O valor supera, por exemplo, os recursos direcionados à Atenção Primária da Saúde e representa uma das principais movimentações orçamentárias do decreto publicado pelo governador Eduardo Riedel.

O crédito suplementar é um instrumento previsto na legislação orçamentária que permite ao Executivo ampliar dotações consideradas insuficientes ao longo do exercício financeiro, utilizando como fonte superávit financeiro, excesso de arrecadação ou remanejamento de recursos entre programas, conforme autorização prevista na Lei Orçamentária Anual.

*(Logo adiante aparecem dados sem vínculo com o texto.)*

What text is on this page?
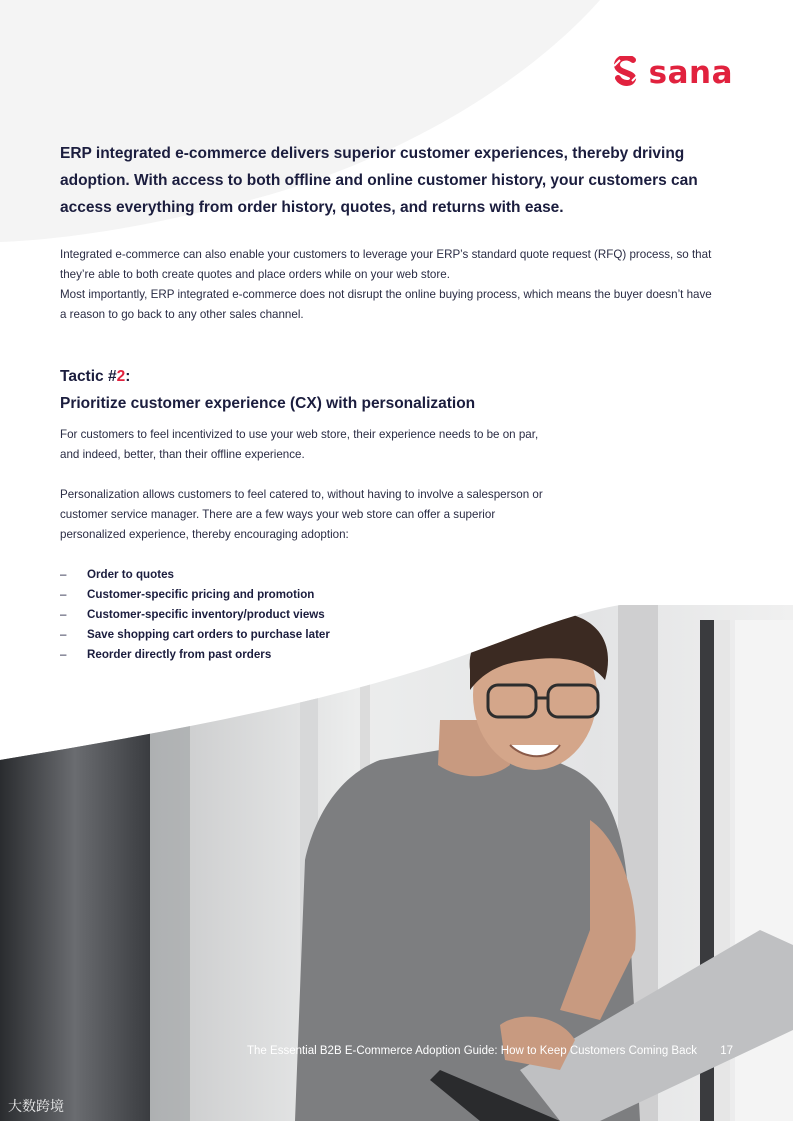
sana

ERP integrated e-commerce delivers superior customer experiences, thereby driving adoption. With access to both offline and online customer history, your customers can access everything from order history, quotes, and returns with ease.

Integrated e-commerce can also enable your customers to leverage your ERP’s standard quote request (RFQ) process, so that they’re able to both create quotes and place orders while on your web store.

Most importantly, ERP integrated e-commerce does not disrupt the online buying process, which means the buyer doesn’t have a reason to go back to any other sales channel.

Tactic #2:
Prioritize customer experience (CX) with personalization

For customers to feel incentivized to use your web store, their experience needs to be on par, and indeed, better, than their offline experience.

Personalization allows customers to feel catered to, without having to involve a salesperson or customer service manager. There are a few ways your web store can offer a superior personalized experience, thereby encouraging adoption:

–	Order to quotes
–	Customer-specific pricing and promotion
–	Customer-specific inventory/product views
–	Save shopping cart orders to purchase later
–	Reorder directly from past orders
The Essential B2B E-Commerce Adoption Guide: How to Keep Customers Coming Back 17
大数跨境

No caso do Fesp, os recursos são provenientes de superávit financeiro, mecanismo que possibilita o reforço das despesas sem necessidade de criação de novos tributos.

Reforço em meio ao avanço das operações

O investimento ocorre em um contexto de fortalecimento das ações de segurança pública em Mato Grosso do Sul.

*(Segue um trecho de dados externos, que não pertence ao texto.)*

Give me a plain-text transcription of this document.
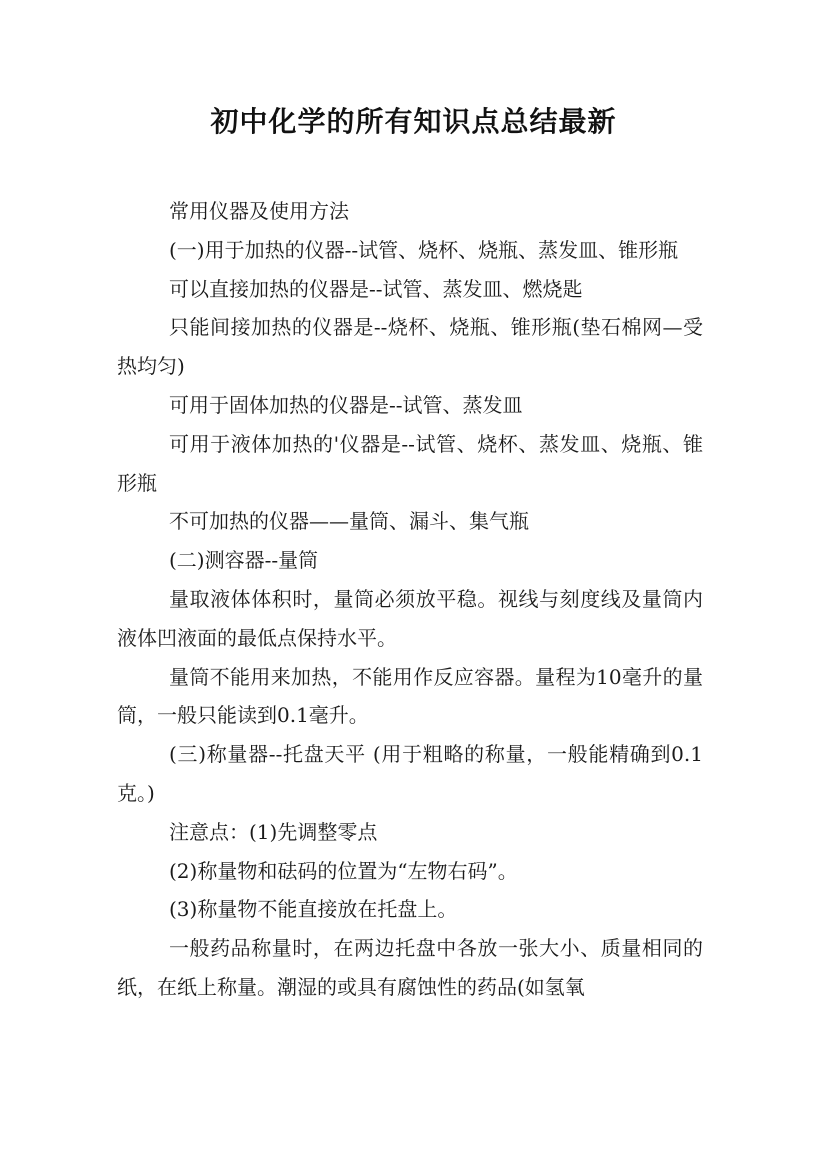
初中化学的所有知识点总结最新

常用仪器及使用方法

(一)用于加热的仪器--试管、烧杯、烧瓶、蒸发皿、锥形瓶

可以直接加热的仪器是--试管、蒸发皿、燃烧匙

只能间接加热的仪器是--烧杯、烧瓶、锥形瓶(垫石棉网—受热均匀)

可用于固体加热的仪器是--试管、蒸发皿

可用于液体加热的'仪器是--试管、烧杯、蒸发皿、烧瓶、锥形瓶

不可加热的仪器——量筒、漏斗、集气瓶

(二)测容器--量筒

量取液体体积时，量筒必须放平稳。视线与刻度线及量筒内液体凹液面的最低点保持水平。

量筒不能用来加热，不能用作反应容器。量程为10毫升的量筒，一般只能读到0.1毫升。

(三)称量器--托盘天平 (用于粗略的称量，一般能精确到0.1克。)

注意点：(1)先调整零点

(2)称量物和砝码的位置为“左物右码”。

(3)称量物不能直接放在托盘上。

一般药品称量时，在两边托盘中各放一张大小、质量相同的纸，在纸上称量。潮湿的或具有腐蚀性的药品(如氢氧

O Estado tem ampliado operações contra organizações criminosas, intensificado o combate ao tráfico internacional de drogas na faixa de fronteira e investido na modernização das estruturas policiais, incluindo aquisição de equipamentos, tecnologia e capacitação dos agentes.

Com o novo aporte financeiro, a expectativa é de que o Fundo Estadual de Segurança Pública disponha de maior capacidade para apoiar projetos estratégicos e fortalecer a atuação das forças policiais, em um cenário marcado por desafios crescentes relacionados ao crime organizado e à segurança nas cidades e na região de fronteira.